If you like to travel, but worry about leaving a loved one at home who has a disability, consider taking them with you! Think of the experience that you and your loved one will be able enjoy and remember! Here are some tips to traveling with a person who has disabilities:
One thing is to research how easy the city can be to navigate, and how accommodating the city is to wheelchair accessibility. If you do an internet search of the city's name, and "navigating with special needs," you will be able to find out if this city is an option for you! It will tell you about the sidewalk conditions, and the quality of public transportation, and options for taxi services. If the city has bad public transportation, look into driving services that may be available.
Look for hotels that will help accommodate your needs, and are close to the sights that you would like to see. Think about things that make your loved one feel comfortable, such as air conditioning. This will make your trip go more smoothly if the comforts and familiarity that they are used to are also offered at the hotel that you are staying at.
Consider flying to make your trip shorter. The airports provide wheelchairs, and offer assistance on and off the plane, and to your next gate, all free of charge. They also allow you more boarding time so that your loved one can get settled in to their seat without feeling rushed. This will help you avoid long car rides, and you will be able to enjoy your stay at your destination for a longer period of time!
When getting off of the plane, look into having a car to wait for you. They will help with your luggage, and you will avoid all of the hassle of trying to hail a taxi. This will make the trip less stressful, and more relaxing.
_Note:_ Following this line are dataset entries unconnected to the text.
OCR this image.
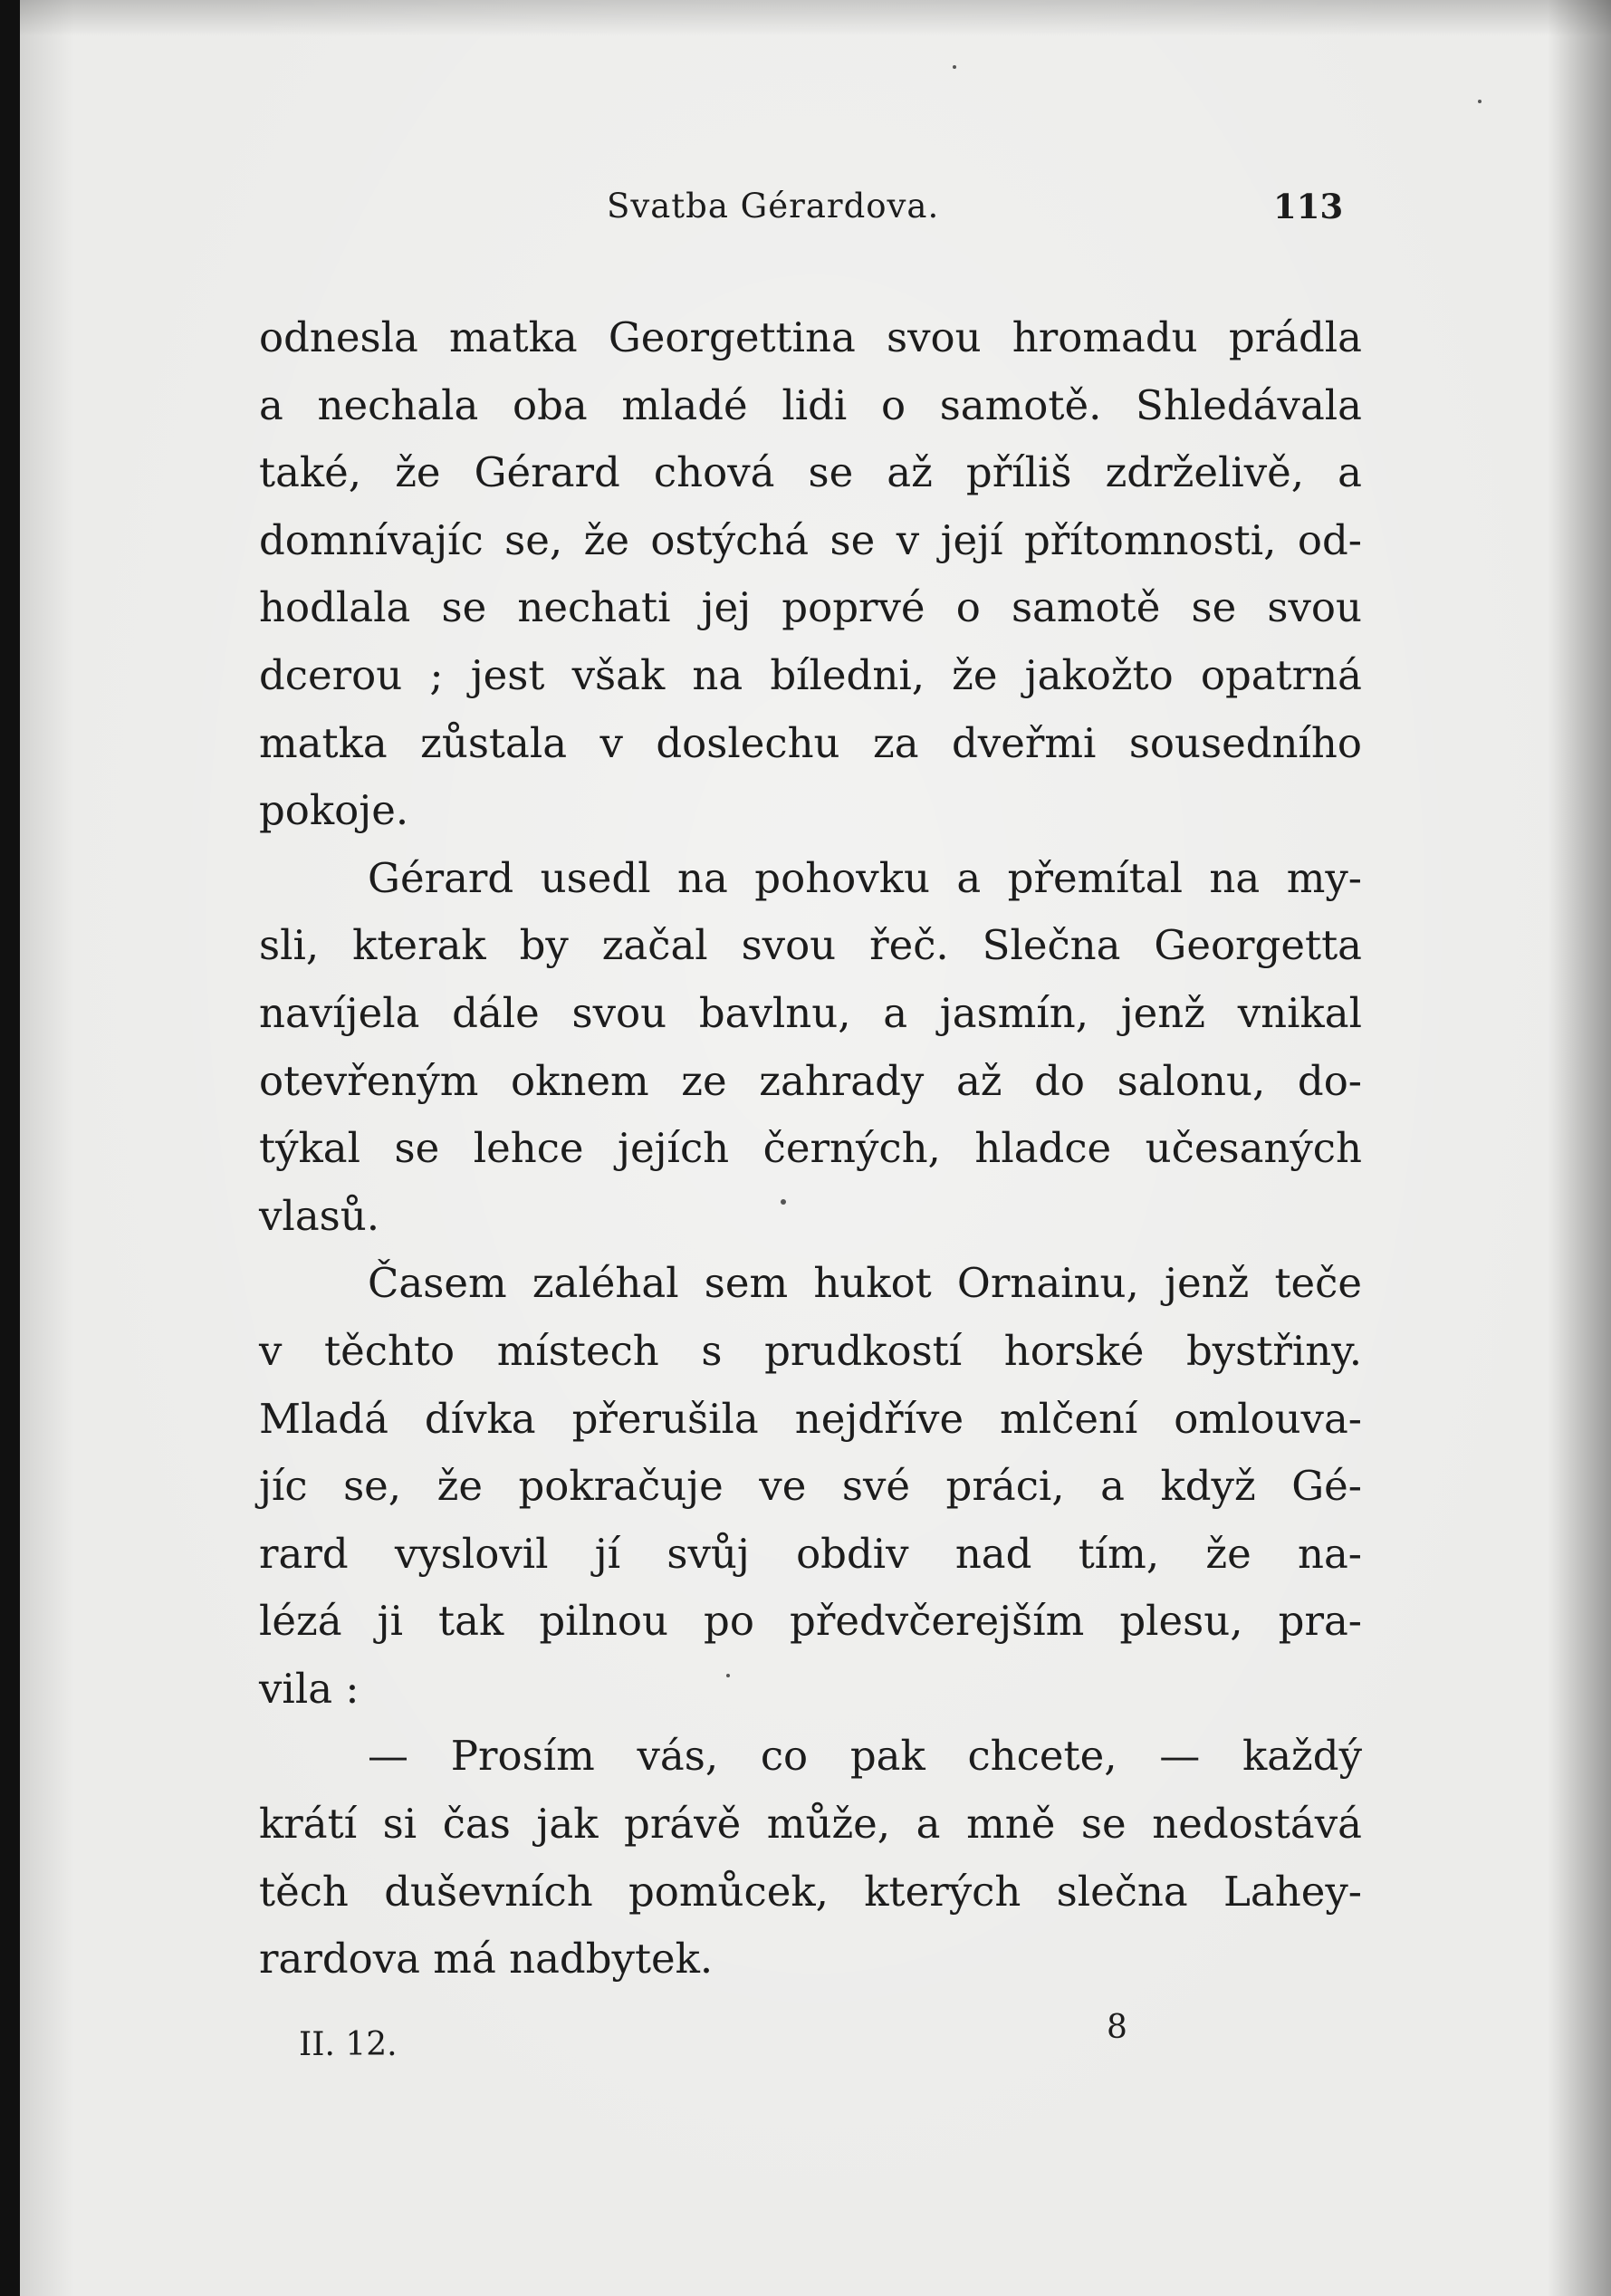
Svatba Gérardova.	113
odnesla matka Georgettina svou hromadu prádla
a nechala oba mladé lidi o samotě. Shledávala
také, že Gérard chová se až příliš zdrželivě, a
domnívajíc se, že ostýchá se v její přítomnosti, od-
hodlala se nechati jej poprvé o samotě se svou
dcerou ; jest však na bíledni, že jakožto opatrná
matka zůstala v doslechu za dveřmi sousedního
pokoje.
Gérard usedl na pohovku a přemítal na my-
sli, kterak by začal svou řeč. Slečna Georgetta
navíjela dále svou bavlnu, a jasmín, jenž vnikal
otevřeným oknem ze zahrady až do salonu, do-
týkal se lehce jejích černých, hladce učesaných
vlasů.
Časem zaléhal sem hukot Ornainu, jenž teče
v těchto místech s prudkostí horské bystřiny.
Mladá dívka přerušila nejdříve mlčení omlouva-
jíc se, že pokračuje ve své práci, a když Gé-
rard vyslovil jí svůj obdiv nad tím, že na-
lézá ji tak pilnou po předvčerejším plesu, pra-
vila :
— Prosím vás, co pak chcete, — každý
krátí si čas jak právě může, a mně se nedostává
těch duševních pomůcek, kterých slečna Lahey-
rardova má nadbytek.
II. 12.	8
Take lots of breaks while you are site seeing. Traveling is exhausting, and you don't want to wear your loved one out early on in the trip. Make time for naps and relaxation!
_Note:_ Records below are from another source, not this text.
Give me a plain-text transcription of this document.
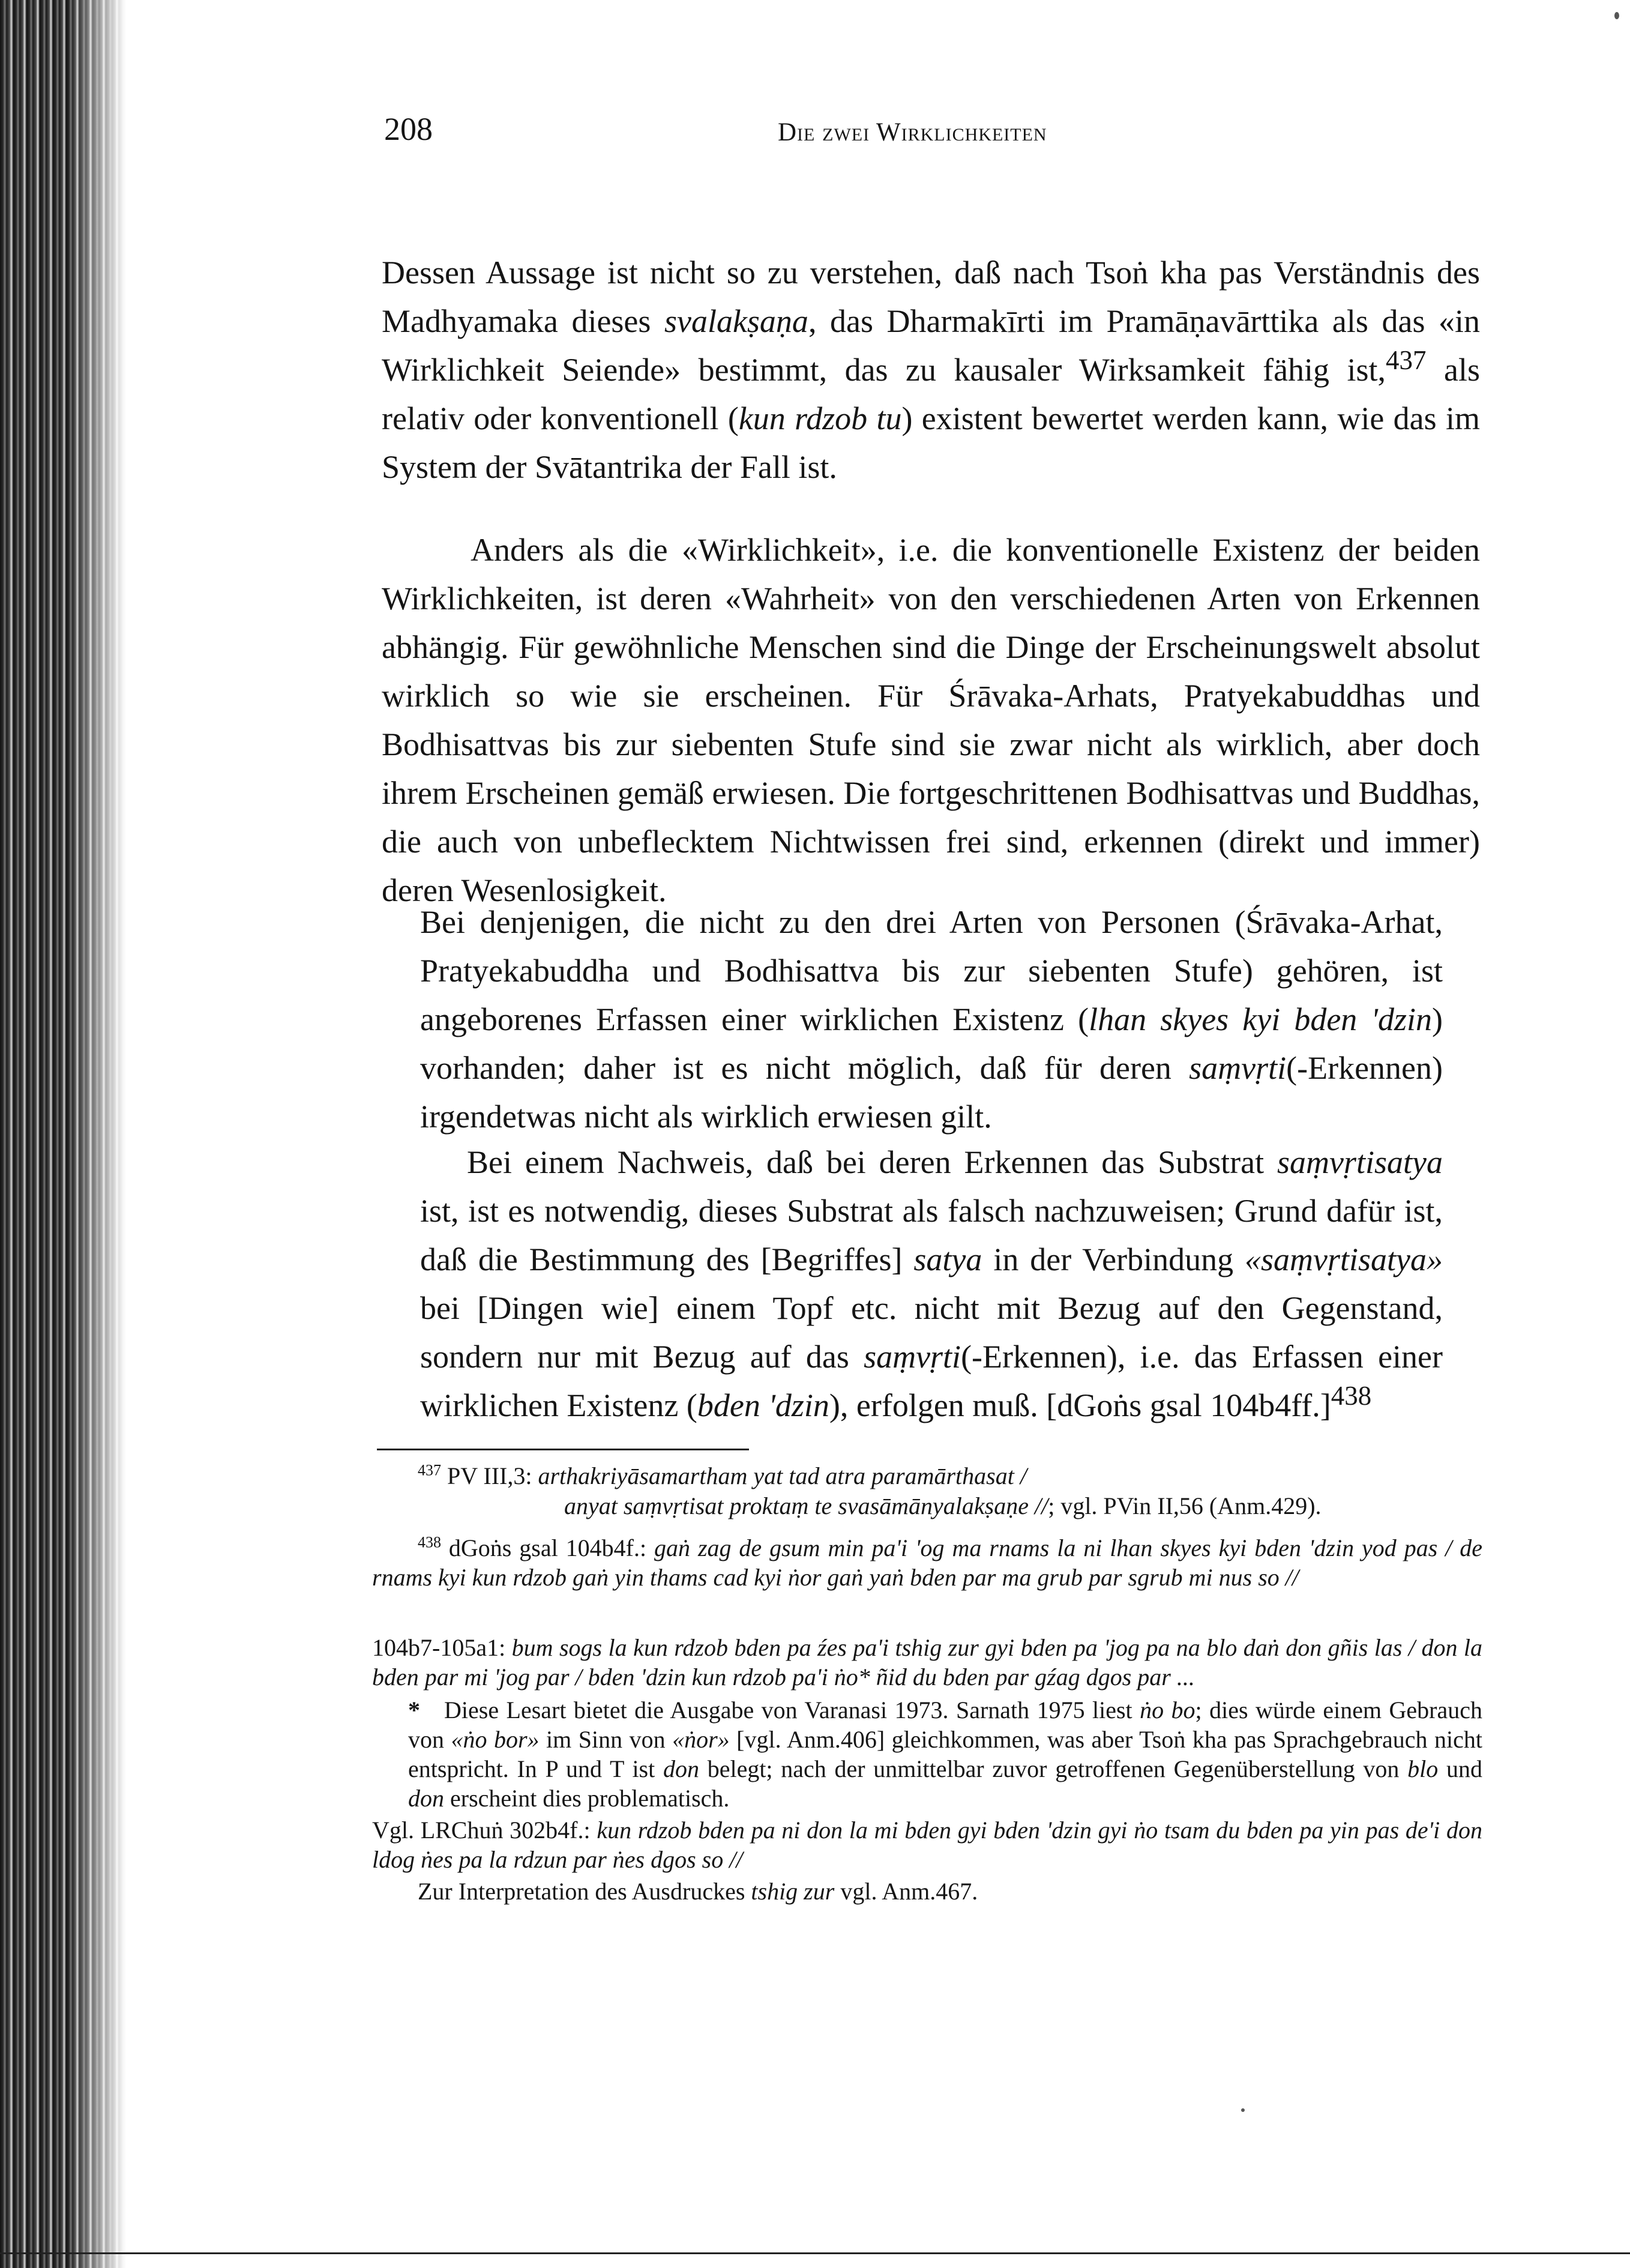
208	Die zwei Wirklichkeiten

Dessen Aussage ist nicht so zu verstehen, daß nach Tsoṅ kha pas Verständnis des Madhyamaka dieses svalakṣaṇa, das Dharmakīrti im Pramāṇavārttika als das «in Wirklichkeit Seiende» bestimmt, das zu kausaler Wirksamkeit fähig ist,$^{437}$ als relativ oder konventionell (kun rdzob tu) existent bewertet werden kann, wie das im System der Svātantrika der Fall ist.

Anders als die «Wirklichkeit», i.e. die konventionelle Existenz der beiden Wirklichkeiten, ist deren «Wahrheit» von den verschiedenen Arten von Erkennen abhängig. Für gewöhnliche Menschen sind die Dinge der Erscheinungswelt absolut wirklich so wie sie erscheinen. Für Śrāvaka-Arhats, Pratyekabuddhas und Bodhisattvas bis zur siebenten Stufe sind sie zwar nicht als wirklich, aber doch ihrem Erscheinen gemäß erwiesen. Die fortgeschrittenen Bodhisattvas und Buddhas, die auch von unbeflecktem Nichtwissen frei sind, erkennen (direkt und immer) deren Wesenlosigkeit.

Bei denjenigen, die nicht zu den drei Arten von Personen (Śrāvaka-Arhat, Pratyekabuddha und Bodhisattva bis zur siebenten Stufe) gehören, ist angeborenes Erfassen einer wirklichen Existenz (lhan skyes kyi bden 'dzin) vorhanden; daher ist es nicht möglich, daß für deren saṃvṛti(-Erkennen) irgendetwas nicht als wirklich erwiesen gilt.

Bei einem Nachweis, daß bei deren Erkennen das Substrat saṃvṛtisatya ist, ist es notwendig, dieses Substrat als falsch nachzuweisen; Grund dafür ist, daß die Bestimmung des [Begriffes] satya in der Verbindung «saṃvṛtisatya» bei [Dingen wie] einem Topf etc. nicht mit Bezug auf den Gegenstand, sondern nur mit Bezug auf das saṃvṛti(-Erkennen), i.e. das Erfassen einer wirklichen Existenz (bden 'dzin), erfolgen muß. [dGoṅs gsal 104b4ff.]$^{438}$

$^{437}$ PV III,3: arthakriyāsamartham yat tad atra paramārthasat /

anyat saṃvṛtisat proktaṃ te svasāmānyalakṣaṇe //; vgl. PVin II,56 (Anm.429).

$^{438}$ dGoṅs gsal 104b4f.: gaṅ zag de gsum min pa'i 'og ma rnams la ni lhan skyes kyi bden 'dzin yod pas / de rnams kyi kun rdzob gaṅ yin thams cad kyi ṅor gaṅ yaṅ bden par ma grub par sgrub mi nus so //

104b7-105a1: bum sogs la kun rdzob bden pa źes pa'i tshig zur gyi bden pa 'jog pa na blo daṅ don gñis las / don la bden par mi 'jog par / bden 'dzin kun rdzob pa'i ṅo* ñid du bden par gźag dgos par ...

* Diese Lesart bietet die Ausgabe von Varanasi 1973. Sarnath 1975 liest ṅo bo; dies würde einem Gebrauch von «ṅo bor» im Sinn von «ṅor» [vgl. Anm.406] gleichkommen, was aber Tsoṅ kha pas Sprachgebrauch nicht entspricht. In P und T ist don belegt; nach der unmittelbar zuvor getroffenen Gegenüberstellung von blo und don erscheint dies problematisch.

Vgl. LRChuṅ 302b4f.: kun rdzob bden pa ni don la mi bden gyi bden 'dzin gyi ṅo tsam du bden pa yin pas de'i don ldog ṅes pa la rdzun par ṅes dgos so //

Zur Interpretation des Ausdruckes tshig zur vgl. Anm.467.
Make sure to keep any medication on you! You don't want them to be in your luggage if it gets lost, or delayed. Carry them in the original bottles, and write down the generic names, just in case you need to find a quick replacement. If you are traveling outside of the country, write down the interpretation for the reasoning to the medication, such as "high blood pressure." Also look up how to say the things they are allergic to.
Make sure that you always carry your loved one's doctor's phone number. A couple of good things to keep on hand at all times are water (to keep hydrated), energy bars and almonds (For a quick boost), Advil, Neosporin, and anti-diarrhea medication.